Tuesday, November 11, 2003

And then I pretended I was a grown up

Nothing like a good scare to make you rethink things. I was just reading Shmoopie's newest entry and it got me thinking, dude, I'm totally growing up!

Well, not entirely grown up, mind you. I'm still somewhat childlike (see: overuse of the word "dude"), but something's changing. And it's not just my voice. I'm starting to think about the future and things I really want to do for myself and the people in my life around me. I think some of that is because I now have someone who really cares for me in my life, but honestly? That can't be the only reason. There's gotta be something more.

I want to go back to school in the Spring. Take photos. Maybe even sell those photos. Heck, I know I'm a good photographer. I just wanna be better. It's something that makes me really happy. It never used to. It's like it changed overnight. One day taking photos was a chore, now it's a joy. Granted, I keep forgetting to take my camera with me everywhere, or I'll forget to take the film in to get it developed, but I still love it.

Every morning I now spend more time with the cats. No more rushing around to get into an office where no one really cares that you've shown up HOURS earlier than other people to get work done. Sure I stay too late, but heck, I'm not killing myself to finish everything in one day.

When I'm with the gal, I admire her gray hairs and her laugh lines.
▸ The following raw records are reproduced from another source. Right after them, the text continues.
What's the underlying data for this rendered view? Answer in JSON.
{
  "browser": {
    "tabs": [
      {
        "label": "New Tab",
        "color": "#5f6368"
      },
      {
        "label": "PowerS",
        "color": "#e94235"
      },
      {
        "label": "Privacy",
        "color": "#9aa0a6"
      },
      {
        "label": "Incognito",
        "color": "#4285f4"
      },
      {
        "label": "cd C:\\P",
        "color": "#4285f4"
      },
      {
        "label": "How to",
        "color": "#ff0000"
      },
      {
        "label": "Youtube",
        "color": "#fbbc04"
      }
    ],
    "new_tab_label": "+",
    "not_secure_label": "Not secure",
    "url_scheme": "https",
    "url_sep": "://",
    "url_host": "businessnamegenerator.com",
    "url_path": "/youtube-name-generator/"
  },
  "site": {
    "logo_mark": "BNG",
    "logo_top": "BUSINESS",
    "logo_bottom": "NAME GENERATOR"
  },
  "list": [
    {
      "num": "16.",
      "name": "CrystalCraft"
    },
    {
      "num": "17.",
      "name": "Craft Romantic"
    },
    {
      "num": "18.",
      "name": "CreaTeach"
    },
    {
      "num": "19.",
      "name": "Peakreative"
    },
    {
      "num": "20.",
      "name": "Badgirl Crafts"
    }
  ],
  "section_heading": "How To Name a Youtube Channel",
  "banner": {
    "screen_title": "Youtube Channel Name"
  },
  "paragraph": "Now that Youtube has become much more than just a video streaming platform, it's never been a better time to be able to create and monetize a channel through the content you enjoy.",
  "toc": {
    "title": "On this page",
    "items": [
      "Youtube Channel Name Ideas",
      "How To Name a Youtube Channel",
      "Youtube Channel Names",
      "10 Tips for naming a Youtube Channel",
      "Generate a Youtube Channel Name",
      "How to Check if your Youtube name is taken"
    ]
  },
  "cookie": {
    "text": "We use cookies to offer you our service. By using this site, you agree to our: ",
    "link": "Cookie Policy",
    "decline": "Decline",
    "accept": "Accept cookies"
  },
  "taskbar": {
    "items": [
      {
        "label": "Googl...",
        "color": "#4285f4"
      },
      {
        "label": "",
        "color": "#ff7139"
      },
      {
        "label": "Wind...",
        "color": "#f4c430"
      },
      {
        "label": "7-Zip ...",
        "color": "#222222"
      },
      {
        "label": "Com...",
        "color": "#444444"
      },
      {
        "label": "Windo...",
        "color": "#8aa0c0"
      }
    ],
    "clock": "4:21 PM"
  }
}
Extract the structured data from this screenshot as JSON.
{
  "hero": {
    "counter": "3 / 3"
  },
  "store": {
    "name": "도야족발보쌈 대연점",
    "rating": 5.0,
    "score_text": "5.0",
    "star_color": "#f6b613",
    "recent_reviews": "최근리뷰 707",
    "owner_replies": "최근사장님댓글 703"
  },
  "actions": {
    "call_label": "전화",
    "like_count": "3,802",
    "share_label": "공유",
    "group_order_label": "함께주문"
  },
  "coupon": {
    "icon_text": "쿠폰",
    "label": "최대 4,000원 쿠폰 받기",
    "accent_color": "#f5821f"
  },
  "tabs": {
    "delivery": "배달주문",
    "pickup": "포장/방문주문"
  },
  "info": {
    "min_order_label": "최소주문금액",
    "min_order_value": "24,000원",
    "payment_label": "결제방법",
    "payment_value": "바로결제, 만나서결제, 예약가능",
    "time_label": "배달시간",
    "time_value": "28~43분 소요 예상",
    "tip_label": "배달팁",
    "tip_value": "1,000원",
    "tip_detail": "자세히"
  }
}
I always tell her that they're the best parts of her, cause they make me think she's lived through both the good and the bad. I want my own laugh lines and stray gray hairs. She thinks I'm crazy for it, but the old me never would have noticed those things cause I was always moving too fast.

I take the time to hold my grandmother's hand. And I make sure to split that decadent peanut butter cookie with her. I listen to her go on about the changing colours of the leaves and how she loves the red leaves, but only on the little trees because it looks like they're on fire. I never used to listen to that stuff. I can't even tell you if she used to tell me that. But I know she says it now.

I hug my friends like I might never see them again. Sometimes I even give them messy kisses. Like the one's you used to get from your friend's little sister.

I've learned to enjoy the here and now and not to dwell on what MIGHT happen down the line. Nothing worse than speculation. I know it's such an overused line, but really, go out there and live life to the fullest. Make the changes you always said you would, but never got around to doing cause you were too busy. One should never have any regrets in life. So far I have none. Yee haw.